The study evaluated whether the activity of the indoleamine 2,3 dioxygenase (IDO) enzyme is increased post-stroke and contributes to the development of post-stroke depression (PSD) via tryptophan (TRP) depletion and neurotoxic kynurenine (KYN) metabolite production. The activity of IDO was measured using the KYN/TRP ratio. Participants were assessed for depression severity using the Center for Epidemiological Studies Depression Scale (CES-D). Blood TRP, KYN, large neutral amino acids and cytokines were measured and compared.
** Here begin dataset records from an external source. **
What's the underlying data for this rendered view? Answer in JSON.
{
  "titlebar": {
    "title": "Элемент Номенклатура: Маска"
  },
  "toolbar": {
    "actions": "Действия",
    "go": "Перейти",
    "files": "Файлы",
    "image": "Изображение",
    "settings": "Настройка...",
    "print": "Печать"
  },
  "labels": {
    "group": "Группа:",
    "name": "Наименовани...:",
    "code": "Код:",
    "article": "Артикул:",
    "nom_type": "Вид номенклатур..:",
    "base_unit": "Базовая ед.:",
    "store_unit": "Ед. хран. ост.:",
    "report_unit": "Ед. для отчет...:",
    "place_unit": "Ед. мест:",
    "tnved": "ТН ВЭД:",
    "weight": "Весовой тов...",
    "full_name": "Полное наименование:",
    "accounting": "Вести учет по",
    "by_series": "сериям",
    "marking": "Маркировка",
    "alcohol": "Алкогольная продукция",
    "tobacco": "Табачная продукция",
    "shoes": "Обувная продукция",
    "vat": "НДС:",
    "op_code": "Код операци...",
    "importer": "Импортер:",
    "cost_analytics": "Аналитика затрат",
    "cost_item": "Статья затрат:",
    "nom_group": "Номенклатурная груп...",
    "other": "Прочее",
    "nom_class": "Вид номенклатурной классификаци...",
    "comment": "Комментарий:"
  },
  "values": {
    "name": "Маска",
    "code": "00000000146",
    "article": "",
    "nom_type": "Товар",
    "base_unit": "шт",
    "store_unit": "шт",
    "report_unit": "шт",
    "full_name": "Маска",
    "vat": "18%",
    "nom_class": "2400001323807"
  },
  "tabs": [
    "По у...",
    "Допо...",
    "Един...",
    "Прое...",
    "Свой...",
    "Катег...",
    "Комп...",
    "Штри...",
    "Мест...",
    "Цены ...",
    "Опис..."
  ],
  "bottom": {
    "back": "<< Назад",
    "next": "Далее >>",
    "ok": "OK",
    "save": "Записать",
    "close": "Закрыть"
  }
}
Fifty-four (mean age=69.9±15.2, male=52.7%, mean NIHSS=7.3±4.6) patients within 28.9±40.3 days of stroke were separated into two groups: non-depressed (n=38, CES-D=6.1±4.9) and those with significant depressive symptoms (n=16, CES-D=26.8±10.8). Higher mean KYN/TRP ratios were demonstrated in stroke patients with depressive symptoms (non-depressed=69.3±36.9 vs. depressive symptoms=78.3±42.0, F3,50=4.61, p=0.006) after controlling for LNAA (p=0.026) and hypertension (p=0.039). As the KYN/TRP ratio reflects decreased TRP and increased neurotoxic KYN metabolites, both mechanisms may play an etiological role in PSD.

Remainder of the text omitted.